Anders gesagt: es gibt viele richtige Wege, eine Sache zu implementieren. Man sollte aber kommentieren, warum man sich für den einen Weg entschieden hat.
 
Zuletzt bearbeitet:
Maria S. schrieb:
Kommentare in einer Funktion gehört da nicht hin.

Um zu erklären was die Funktion macht gibt es KlassenDiagramme und andere Sachen die Ausdrücken was passiert ( UseCase, Anwendungsfalldiagramme, Sequenzdiagramme, Kollaborationsdiagramme, Zustandsdiagramme, Aktivitätsdiagramme, Verteilungsdiagramme und bestimmt noch einiges mehr).
Dem kann ich nur bedingt zustimmen.

Klar sind Klassendiagramme etc. wichtig. Aber auch diese Diagramme können nicht alles erklären, am wenigsten implementierungsspezifische Dinge. Solche Sachen gehören m.E. immer in die Codekommentierung und dort vor allem dahin, wo der entsprechende Code steht, also als Inline-Kommentare.
 
Die öffentliche Schnittstelle sollte n Java mit javadoc, in .NET mit den eingebauten XML Kommentaren (Sandcastle) und ansonsten per Doxygen oder ähnlichem Tool erfolgen.
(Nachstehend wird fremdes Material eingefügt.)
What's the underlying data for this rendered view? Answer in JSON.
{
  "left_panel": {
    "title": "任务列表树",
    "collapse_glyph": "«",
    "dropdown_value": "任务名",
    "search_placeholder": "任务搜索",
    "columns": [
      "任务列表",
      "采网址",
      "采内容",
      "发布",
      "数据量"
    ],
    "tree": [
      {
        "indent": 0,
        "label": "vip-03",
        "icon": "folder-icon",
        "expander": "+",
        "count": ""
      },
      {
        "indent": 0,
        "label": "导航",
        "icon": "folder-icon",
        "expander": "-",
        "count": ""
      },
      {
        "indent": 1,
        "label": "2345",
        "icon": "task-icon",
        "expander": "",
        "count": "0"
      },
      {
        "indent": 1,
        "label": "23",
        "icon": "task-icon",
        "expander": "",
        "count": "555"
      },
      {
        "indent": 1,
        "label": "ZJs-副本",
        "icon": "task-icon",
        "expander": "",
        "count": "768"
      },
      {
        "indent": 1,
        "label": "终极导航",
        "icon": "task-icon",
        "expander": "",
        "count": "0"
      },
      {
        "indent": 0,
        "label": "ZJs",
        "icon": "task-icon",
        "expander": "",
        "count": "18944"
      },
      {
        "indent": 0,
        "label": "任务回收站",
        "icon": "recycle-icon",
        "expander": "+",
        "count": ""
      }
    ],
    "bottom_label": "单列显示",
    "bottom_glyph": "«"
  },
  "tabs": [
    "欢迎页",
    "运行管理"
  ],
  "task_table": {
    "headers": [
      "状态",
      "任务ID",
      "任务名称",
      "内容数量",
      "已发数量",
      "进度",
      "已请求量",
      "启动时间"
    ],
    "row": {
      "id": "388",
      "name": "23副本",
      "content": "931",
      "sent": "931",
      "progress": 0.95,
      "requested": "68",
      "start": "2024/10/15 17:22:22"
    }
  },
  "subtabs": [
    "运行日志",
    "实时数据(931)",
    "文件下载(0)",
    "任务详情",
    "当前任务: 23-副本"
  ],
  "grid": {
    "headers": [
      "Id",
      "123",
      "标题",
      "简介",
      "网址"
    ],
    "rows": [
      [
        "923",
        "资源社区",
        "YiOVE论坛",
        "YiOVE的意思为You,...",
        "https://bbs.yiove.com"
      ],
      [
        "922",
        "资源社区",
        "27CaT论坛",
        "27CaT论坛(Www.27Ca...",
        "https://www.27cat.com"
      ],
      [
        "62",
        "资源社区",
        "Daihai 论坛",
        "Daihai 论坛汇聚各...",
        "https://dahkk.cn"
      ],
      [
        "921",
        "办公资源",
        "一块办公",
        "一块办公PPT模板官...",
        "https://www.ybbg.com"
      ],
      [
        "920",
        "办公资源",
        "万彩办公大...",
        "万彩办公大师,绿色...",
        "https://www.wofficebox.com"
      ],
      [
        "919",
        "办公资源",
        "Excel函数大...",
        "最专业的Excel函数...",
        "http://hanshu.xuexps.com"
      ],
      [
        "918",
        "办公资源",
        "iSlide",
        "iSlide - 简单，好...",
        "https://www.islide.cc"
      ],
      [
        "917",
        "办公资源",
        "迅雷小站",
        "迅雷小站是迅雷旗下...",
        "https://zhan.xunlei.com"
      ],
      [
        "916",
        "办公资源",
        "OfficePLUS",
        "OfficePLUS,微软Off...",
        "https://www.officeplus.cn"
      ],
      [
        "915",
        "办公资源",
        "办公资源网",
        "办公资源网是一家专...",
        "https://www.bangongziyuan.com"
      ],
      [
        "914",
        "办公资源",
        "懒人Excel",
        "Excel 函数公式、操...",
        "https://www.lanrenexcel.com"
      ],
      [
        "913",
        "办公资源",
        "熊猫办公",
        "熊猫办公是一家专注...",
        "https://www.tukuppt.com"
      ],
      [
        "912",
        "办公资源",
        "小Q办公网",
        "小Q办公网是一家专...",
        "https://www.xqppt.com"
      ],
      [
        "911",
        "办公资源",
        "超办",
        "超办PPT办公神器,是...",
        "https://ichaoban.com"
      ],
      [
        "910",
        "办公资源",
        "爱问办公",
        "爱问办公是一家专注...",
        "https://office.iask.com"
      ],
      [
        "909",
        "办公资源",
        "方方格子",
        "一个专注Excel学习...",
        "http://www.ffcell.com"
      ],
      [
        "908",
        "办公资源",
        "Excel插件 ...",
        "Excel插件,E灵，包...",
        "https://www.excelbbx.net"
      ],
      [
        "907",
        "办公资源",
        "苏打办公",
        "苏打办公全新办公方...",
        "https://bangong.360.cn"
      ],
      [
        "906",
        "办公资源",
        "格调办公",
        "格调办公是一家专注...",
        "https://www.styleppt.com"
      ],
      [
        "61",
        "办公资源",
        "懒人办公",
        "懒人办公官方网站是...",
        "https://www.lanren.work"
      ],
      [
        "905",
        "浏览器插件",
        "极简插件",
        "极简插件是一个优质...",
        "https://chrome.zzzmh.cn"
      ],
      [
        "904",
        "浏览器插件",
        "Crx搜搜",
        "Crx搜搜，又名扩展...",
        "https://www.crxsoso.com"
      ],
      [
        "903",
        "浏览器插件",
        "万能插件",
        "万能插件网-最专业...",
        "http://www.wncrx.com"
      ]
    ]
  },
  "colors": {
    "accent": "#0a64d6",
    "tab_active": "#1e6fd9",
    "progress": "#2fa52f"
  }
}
Kommentare sind bis auf wenige ausnahmen (z.B. Performancetweaks) schlechter stil und auch eine Form der Redundanz - wie oft habe ich so etwas gesehen:
Code:
int length; // in cm
anstelle von
Code:
int lengthInCm;

Worst case ist, wenn der Code ohne den Kommentar gepflegt wurde und so inkonsistenzen auftreten. Diese Bugs sind unglaublich schwer zu finden und können durch den Verzicht von überflüssigen Kommentaren komplett vermieden werden. Hier sagte jemand "lieber zu viel als zu wenig" - das Gegenteil ist richtig. Lieber frage ich einmal mehr beim Kollegen nach als auf veraltete Kommentare im Code hereinzufallen.
Kommentare beschreiben bitte immer WARUM man etwas macht, nie WAS gemacht wird. Ansonsten hilft alles diskutieren nicht, ich denke das Thema ist breit genug in Clean Code erläutert. Zur doku von öffentlichen Schnittstellen sollte man sich die passenden Kapitel in Effective Java ansehen, dann klappts auch mit den Kollegen.

@cptnmcneil
"Kopfkommentare" sind teil der öffentlichen API und haben nichts, aber auch gar nichts mit gewöhnlichen Kommentaren ala // +0.5 um richtig zu runden zu tun.
Inline-Kommentare (und übrigens auch Magic Numbers) können zu 95% in Variablennamen konvertiert oder durch extrahieren von wenigen Codezeilen (double roundUp(double value, double stepSize)) in eine neue Methode vermieden werden. Gut gepflegte API-Beschreibungen dagegen sind unerlässlich.

@roker
Ja das ist das Problem. Wenn du versuchst alle Variable sinnvoll zu benennen dann, hast du bald zu viel Codezeilen.
Da kommt mir das essen fast wieder hoch.. LOCs oder LLOCs sind keine sinnvolle Maßeinheit für die Komplexität deines Codes. Sicher sollten variablennamen nicht länger als 20 oder 30 Zeichen sein, aber aus Tippfaulheit oder angst vor zu vielen LOCs keine sprechenden Variablennamen zu benutzen ist einfach nur dumm. Es ist so einfach.. Variable für den Threadpool um den Stack abzuarbeiten heißt tp und ist angenehm zu tippen. Sobald mein Test grün wird und es ans Refactoring geht wird ein tp markiert, Strg+R, Strg+R: tp wird umbenannt nach openJobsInStackQueue oder was auch immer und alle sind zufrieden. Wer das nicht schafft wird nie ein halbwegs anständiger Softwareentwickler.
 
Zuletzt bearbeitet:
@captmcneil
Du sagst
Und sowas gehört auch nicht in den Methodenkommentar. Im Methodenkommentar steht das, was der Benutzer der Methode wissen muss.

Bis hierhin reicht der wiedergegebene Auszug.